Concernant le biocapteur pour la détection de l’anticorps de la dengue en lui-même, une diminution de la capacité de double couche peut être observée pour chaque étape impliquée dans la construction du biocapteur. La première a lieu lors du recouvrement des CNT par la couche de polymère de pyrrole-NHS. Cette variation (de 660 à 620 µF) est due à la diminution de la surface active de l’électrode lors de la formation du polymère.

Une seconde diminution, plus importante (de 610 à 300 µF), a lieu lors de l’ancrage de la toxine à la surface de l’électrode. Comme dans le cas des travaux sur le choléra, cette forte diminution traduit la gêne stérique engendrée par l’immobilisation d’une molécule à fort poids moléculaire (48 kDa dans le cas de la toxine de la dengue299,300) et donc la forte modification de la surface active en résultant.

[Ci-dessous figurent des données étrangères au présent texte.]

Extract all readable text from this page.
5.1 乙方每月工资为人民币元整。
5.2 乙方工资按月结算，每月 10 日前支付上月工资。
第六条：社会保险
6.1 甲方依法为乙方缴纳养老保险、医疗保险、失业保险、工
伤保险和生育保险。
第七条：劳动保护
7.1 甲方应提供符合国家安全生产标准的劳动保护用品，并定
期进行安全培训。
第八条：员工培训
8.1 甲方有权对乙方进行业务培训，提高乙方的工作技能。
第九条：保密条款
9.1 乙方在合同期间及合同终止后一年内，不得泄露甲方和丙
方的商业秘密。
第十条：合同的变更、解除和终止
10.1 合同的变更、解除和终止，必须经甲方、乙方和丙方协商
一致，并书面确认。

Concernant la résistance de diffusion, déterminée à partir des éléments composants le Warburg, celle-ci augmente lors des différentes étapes de formation du système. La première augmentation est constatée lors de l’introduction du film de poly-pyrrole-NHS qui, en plus de diminuer la surface active des CNT, introduit une fonction ester et donc induit une répulsion entre la surface de l’électrode et le couple [Fe(CN)6]3-/4- utilisé comme sonde redox et chargé négativement.

L’immobilisation de la toxine conduit elle aussi à une augmentation de la résistance. Celle-ci, en plus de son fort poids moléculaire, possède un point isoélectrique de 5,7301. Elle est donc chargée négativement à un pH de 7,4 et crée donc une nouvelle répulsion entre la toxine et la sonde redox, augmentant de ce fait la résistance de diffusion.